Los que cabalgamos a pie —sí, a pie, como quien atraviesa un sueño con los zapatos mojados—, sin trono ni corneta, sin espuela ni mapa, vamos sobre el lomo del mundo, como quien monta un animal indócil que bosteza guerras y galopa sobresaltos. No dictamos tratados con firma dorada ni tenemos embajadas en el cielo; a lo sumo, una ventana abierta, un pedazo de pan compartido y una palabra que no cotiza en bolsa.
Pero algo, algo podemos.
Podemos encender una vela aunque sepamos que el viento viene con hambre.
Podemos decir no
—un no hermoso, de esos que tienen raíz y brote— al odio reciclado, al miedo envasado, a las consignas que se venden por docena.

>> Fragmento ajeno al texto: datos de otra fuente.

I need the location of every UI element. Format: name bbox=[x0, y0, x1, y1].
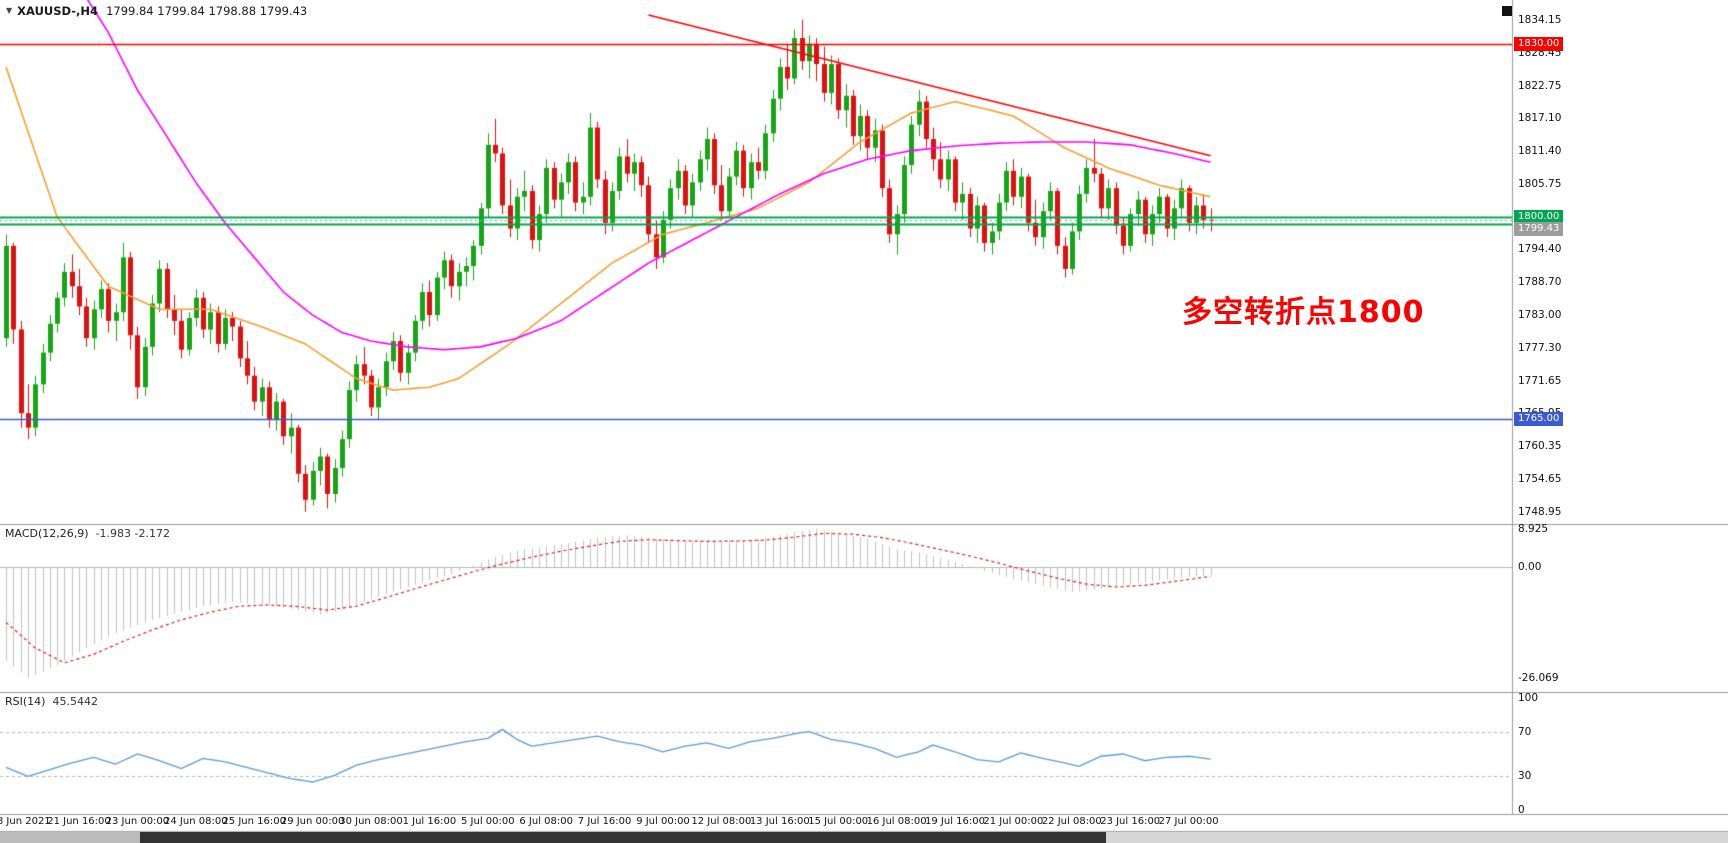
time-axis-label: 1 Jul 16:00 bbox=[402, 816, 457, 827]
price-axis-label: 1783.00 bbox=[1518, 309, 1562, 322]
time-axis-label: 19 Jul 16:00 bbox=[925, 816, 985, 827]
current-price-badge: 1799.43 bbox=[1514, 222, 1564, 237]
time-axis-label: 16 Jul 08:00 bbox=[866, 816, 927, 827]
price-axis-label: 1811.40 bbox=[1518, 145, 1562, 158]
price-axis-label: 1788.70 bbox=[1518, 276, 1562, 289]
symbol-timeframe-label: XAUUSD-,H4 bbox=[17, 4, 99, 18]
rsi-value: 45.5442 bbox=[52, 695, 98, 708]
price-axis-label: 1748.95 bbox=[1518, 505, 1562, 518]
time-axis-label: 25 Jun 16:00 bbox=[222, 816, 286, 827]
scrollbar-left-track[interactable] bbox=[0, 832, 140, 843]
price-axis-label: 1805.75 bbox=[1518, 177, 1562, 190]
scale-top-marker bbox=[1502, 6, 1512, 16]
price-line-badge: 1800.00 bbox=[1514, 209, 1564, 224]
time-axis-label: 30 Jun 08:00 bbox=[339, 816, 403, 827]
rsi-axis-label: 100 bbox=[1518, 692, 1539, 704]
price-axis-label: 1817.10 bbox=[1518, 112, 1562, 125]
chart-expand-icon[interactable]: ▼ bbox=[6, 6, 13, 15]
time-axis-label: 6 Jul 08:00 bbox=[519, 816, 573, 827]
chart-header: ▼ XAUUSD-,H4 1799.84 1799.84 1798.88 1799.… bbox=[6, 4, 307, 18]
price-axis-label: 1760.35 bbox=[1518, 439, 1562, 452]
time-axis-label: 9 Jul 00:00 bbox=[636, 816, 690, 827]
price-axis-label: 1794.40 bbox=[1518, 243, 1562, 256]
chart-annotation-text: 多空转折点1800 bbox=[1182, 295, 1425, 330]
rsi-axis-label: 70 bbox=[1518, 725, 1532, 738]
time-axis-label: 22 Jul 08:00 bbox=[1041, 816, 1102, 827]
price-axis-label: 1771.65 bbox=[1518, 374, 1562, 387]
time-axis-label: 12 Jul 08:00 bbox=[691, 816, 752, 827]
time-axis-label: 5 Jul 00:00 bbox=[460, 816, 515, 827]
price-axis-label: 1754.65 bbox=[1518, 472, 1562, 485]
time-axis-label: 21 Jul 00:00 bbox=[983, 816, 1044, 827]
price-axis-label: 1777.30 bbox=[1518, 341, 1562, 354]
price-axis-label: 1822.75 bbox=[1518, 79, 1562, 92]
macd-pane-header: MACD(12,26,9) -1.983 -2.172 bbox=[5, 527, 170, 540]
macd-axis-label: 8.925 bbox=[1518, 522, 1549, 535]
scrollbar-thumb[interactable] bbox=[140, 832, 1106, 843]
horizontal-scrollbar[interactable] bbox=[0, 832, 1728, 843]
time-axis-label: 24 Jun 08:00 bbox=[164, 816, 228, 827]
macd-indicator-label: MACD(12,26,9) bbox=[5, 527, 89, 540]
price-line-badge: 1765.00 bbox=[1514, 411, 1564, 426]
time-axis-label: 7 Jul 16:00 bbox=[577, 816, 632, 827]
macd-axis-label: 0.00 bbox=[1518, 561, 1542, 573]
time-axis-label: 29 Jun 00:00 bbox=[280, 816, 345, 827]
macd-values: -1.983 -2.172 bbox=[95, 527, 170, 540]
ohlc-values: 1799.84 1799.84 1798.88 1799.43 bbox=[106, 4, 308, 18]
macd-axis-label: -26.069 bbox=[1518, 672, 1559, 685]
time-axis-label: 23 Jul 16:00 bbox=[1100, 816, 1161, 827]
time-axis-label: 27 Jul 00:00 bbox=[1158, 816, 1219, 827]
price-line-badge: 1830.00 bbox=[1514, 36, 1564, 51]
rsi-indicator-label: RSI(14) bbox=[5, 695, 46, 708]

Podemos mirar al otro sin el manual de enemigos en la mano, y descubrir en su pupila no una amenaza, sino una historia que se parece a la nuestra, con hambre, con pérdidas, con sueños deshilachados.
Podemos cultivar una paz sin marketing, una paz casera, de jardín con macetas disparejas y gajos torcidos, esa que no sale en los editoriales, pero florece en una caricia, en el niño que aprende a dibujar soles en vez de metralla.
Podemos, también, ser esa gota testaruda que cae sobre la piedra y no la rompe —no le interesa romperla—, pero le susurra, día tras día, que no es invencible.
Porque no, no dirigimos el mundo.
Pero el mundo nos pasa por dentro, nos atraviesa como un tren lleno de ecos.
Y desde el cuerpo, ese territorio humilde y sagrado, podemos desobedecer sin gritar, resistir sin puño, amar como quien siembra una semilla sin preguntar si habrá cosecha.
La historia, esa señora distraída que suele sentarse en las cumbres, también se escribe desde abajo: con pasos que no retumban, con actos que no salen en los noticieros, pero que abren un claro entre la maleza de la costumbre.
Y quién sabe, quizás un día —un día con nombre de niño y olor a pan—, alguien diga que la paz no vino por decreto ni desfile, sino por la obstinación hermosa de aquellos que cabalgaban a pie, sin más escudo que su alma despierta.